Il castello di Stilo

 

Del castello di Stilo non restano che i ruderi. Curiosamente, questo capolavoro dell' architettura militare del Medioevo europeo non ha mai fatto notizia, forse perché Stilo ha finito per identificarsi con la Cattolica  che, peraltro, si trova alle porte del borgo, mentre il castello è quasi inaccessibile; infatti quei sentieri scoscesi ma pittoreschi si allungano su quasi tutte le pareti del monte Consolino, dove è posto il castello, un tempo tutti questi bastioni naturali erano collegati da mura e torrette di guardia in un unico sistema che si chiudeva in basso con le fortificazioni del borgo e, in alto con le poderose difese dell'acropoli sul vesante di Stilo, mentre l’opposto versante su Bivongi era protetto da 500 metri di parete a picco, le stesse prigioni scavate sotto il castello non avevano neppure una porta, poiché si poteva entrare o uscire soltanto se si era calati o issati dall’alto con un paranco.

Un altro passaggio sotterraneo conduceva all'estrema roccaforte, da qui si tramanda si sarebbero gettati, nel vuoto piuttosto che arrendersi, gli ultimi difensori.

La cinta delle mura era intervallata da torri di guardia ora a pianta quadrata, ora pianta triangolare sulle quali si aprivano feritoie di avvistamento.
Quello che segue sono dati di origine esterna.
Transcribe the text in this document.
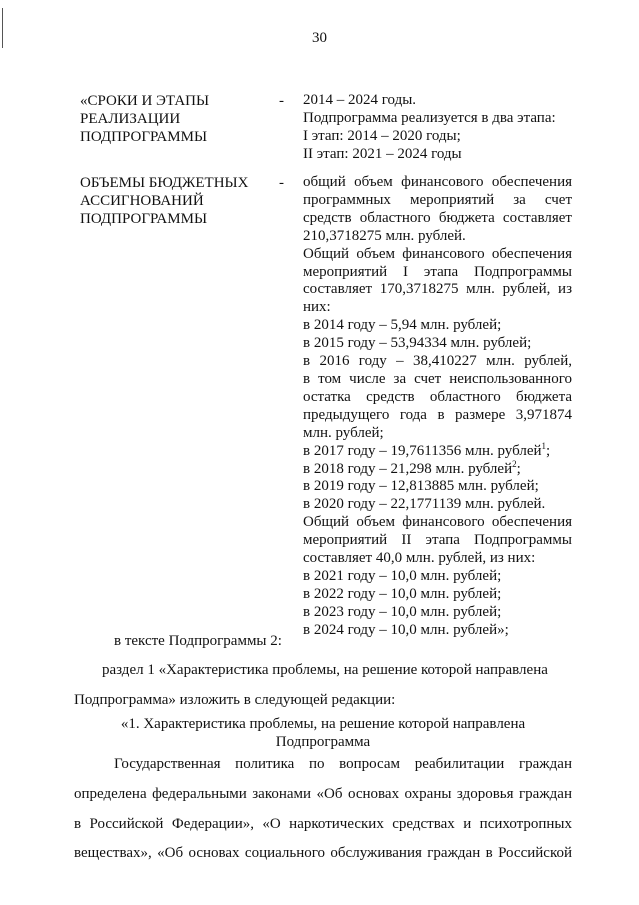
30
«СРОКИ И ЭТАПЫ
РЕАЛИЗАЦИИ
ПОДПРОГРАММЫ
- 2014 – 2024 годы.
Подпрограмма реализуется в два этапа:
I этап: 2014 – 2020 годы;
II этап: 2021 – 2024 годы
ОБЪЕМЫ БЮДЖЕТНЫХ
АССИГНОВАНИЙ
ПОДПРОГРАММЫ
- общий объем финансового обеспечения
программных мероприятий за счет
средств областного бюджета составляет
210,3718275 млн. рублей.
Общий объем финансового обеспечения
мероприятий I этапа Подпрограммы
составляет 170,3718275 млн. рублей, из
них:
в 2014 году – 5,94 млн. рублей;
в 2015 году – 53,94334 млн. рублей;
в 2016 году – 38,410227 млн. рублей,
в том числе за счет неиспользованного
остатка средств областного бюджета
предыдущего года в размере 3,971874
млн. рублей;
в 2017 году – 19,7611356 млн. рублей$^1$;
в 2018 году – 21,298 млн. рублей$^2$;
в 2019 году – 12,813885 млн. рублей;
в 2020 году – 22,1771139 млн. рублей.
Общий объем финансового обеспечения
мероприятий II этапа Подпрограммы
составляет 40,0 млн. рублей, из них:
в 2021 году – 10,0 млн. рублей;
в 2022 году – 10,0 млн. рублей;
в 2023 году – 10,0 млн. рублей;
в 2024 году – 10,0 млн. рублей»;
в тексте Подпрограммы 2:
раздел 1 «Характеристика проблемы, на решение которой направлена
Подпрограмма» изложить в следующей редакции:
«1. Характеристика проблемы, на решение которой направлена
Подпрограмма
Государственная политика по вопросам реабилитации граждан
определена федеральными законами «Об основах охраны здоровья граждан
в Российской Федерации», «О наркотических средствах и психотропных
веществах», «Об основах социального обслуживания граждан в Российской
Ancora due torri poderose stavano a guardia dell’ingresso; all’interno vi erano gli appartamenti dei signori, gli alloggi dei servi e della guarnigione, una piccola chiesa, le stalle, gli immensi depositi, i laboratori artigiani, le cisterne dell'acqua piovana.

Il castello fu fatto costruire nel secolo XI da Ruggero II il Normanno a salvaguardia del feudo e del dominio, che, la casa regnante, a cui la fortezza apparteneva, aveva stabilito nella zona.




Casella di testo: Ricostruzione elaborata da F.Corni in Bell’Italia 1996










Fu senza dubbio rimaneggiato e venne definitivamente distrutto nel secolo XVI dai francesi che infierivano contro gli angioini.

L'incuria ed il corso dei secoli hanno contribuito ad annientare la fortezza, oggi non rimangono che mura e torri disperse qua e là  sulla facciata del monte e, pure, in pieno centro abitato , avanzi della cinta muraria.